There is some discussion about the users. I will tell you now that if this legislation is passed by this Assembly there will be swift movement to deal with the problems of users, just as there has been in this last year when we increased the number of places from 80-odd to about 150. We will take the same approach with the properly regulated methadone program within the public sector which is designed not only to help the users but to help the community as well. We need to reduce the consumption of heroin out there in the community. We also need, Madam Speaker, to reduce the level of crime out there in the community. It seems that Mrs Carnell is more interested in privatisation and the profits of pharmacies, and Mr Moore is interested only in his own committee. I am interested in getting services to the community and to the people who need them.

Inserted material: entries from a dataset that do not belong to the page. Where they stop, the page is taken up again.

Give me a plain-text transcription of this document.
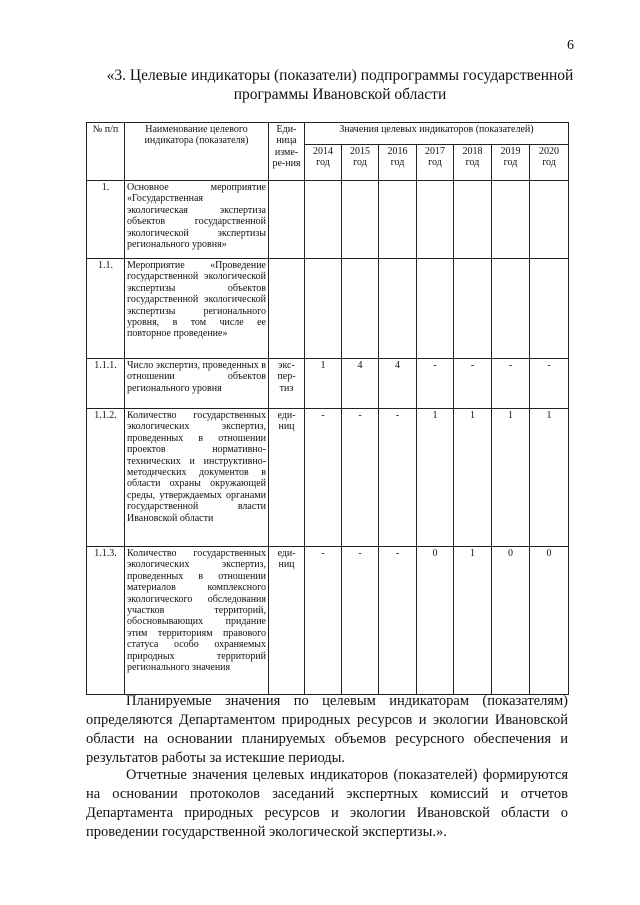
6
«3. Целевые индикаторы (показатели) подпрограммы государственной
программы Ивановской области
№ п/п	Наименование целевого индикатора (показателя)	Еди-ница изме-ре-ния	Значения целевых индикаторов (показателей)						
			2014 год	2015 год	2016 год	2017 год	2018 год	2019 год	2020 год
1.	Основное мероприятие «Государственная экологическая экспертиза объектов государственной экологической экспертизы регионального уровня»								
1.1.	Мероприятие «Проведение государственной экологической экспертизы объектов государственной экологической экспертизы регионального уровня, в том числе ее повторное проведение»								
1.1.1.	Число экспертиз, проведенных в отношении объектов регионального уровня	экс-пер-тиз	1	4	4	-	-	-	-
1.1.2.	Количество государственных экологических экспертиз, проведенных в отношении проектов нормативно-технических и инструктивно-методических документов в области охраны окружающей среды, утверждаемых органами государственной власти Ивановской области	еди-ниц	-	-	-	1	1	1	1
1.1.3.	Количество государственных экологических экспертиз, проведенных в отношении материалов комплексного экологического обследования участков территорий, обосновывающих придание этим территориям правового статуса особо охраняемых природных территорий регионального значения	еди-ниц	-	-	-	0	1	0	0
Планируемые значения по целевым индикаторам (показателям) определяются Департаментом природных ресурсов и экологии Ивановской области на основании планируемых объемов ресурсного обеспечения и результатов работы за истекшие периоды.
Отчетные значения целевых индикаторов (показателей) формируются на основании протоколов заседаний экспертных комиссий и отчетов Департамента природных ресурсов и экологии Ивановской области о проведении государственной экологической экспертизы.».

MR HUMPHRIES (9.01): Madam Speaker, I am prepared to support Mr Moore's motion in the circumstances. It is extraordinary that we have seen such tremendous antagonism flow from the government benches, particularly from Mr Berry's place, towards the whole concept that has been put forward by Mrs Carnell and by the Liberal Party on a whole series of issues to do with health. We have seen angst on the part of the Government about the fact that the Liberal Party beat it to the punch on fluoride. We now have seen it pipped at the post on methadone. It will expect other - - -

Mr Berry: This is the answer; look.

MR HUMPHRIES: That is your press release, of course.

Mr Berry: It says, "Time to halt drug crimes".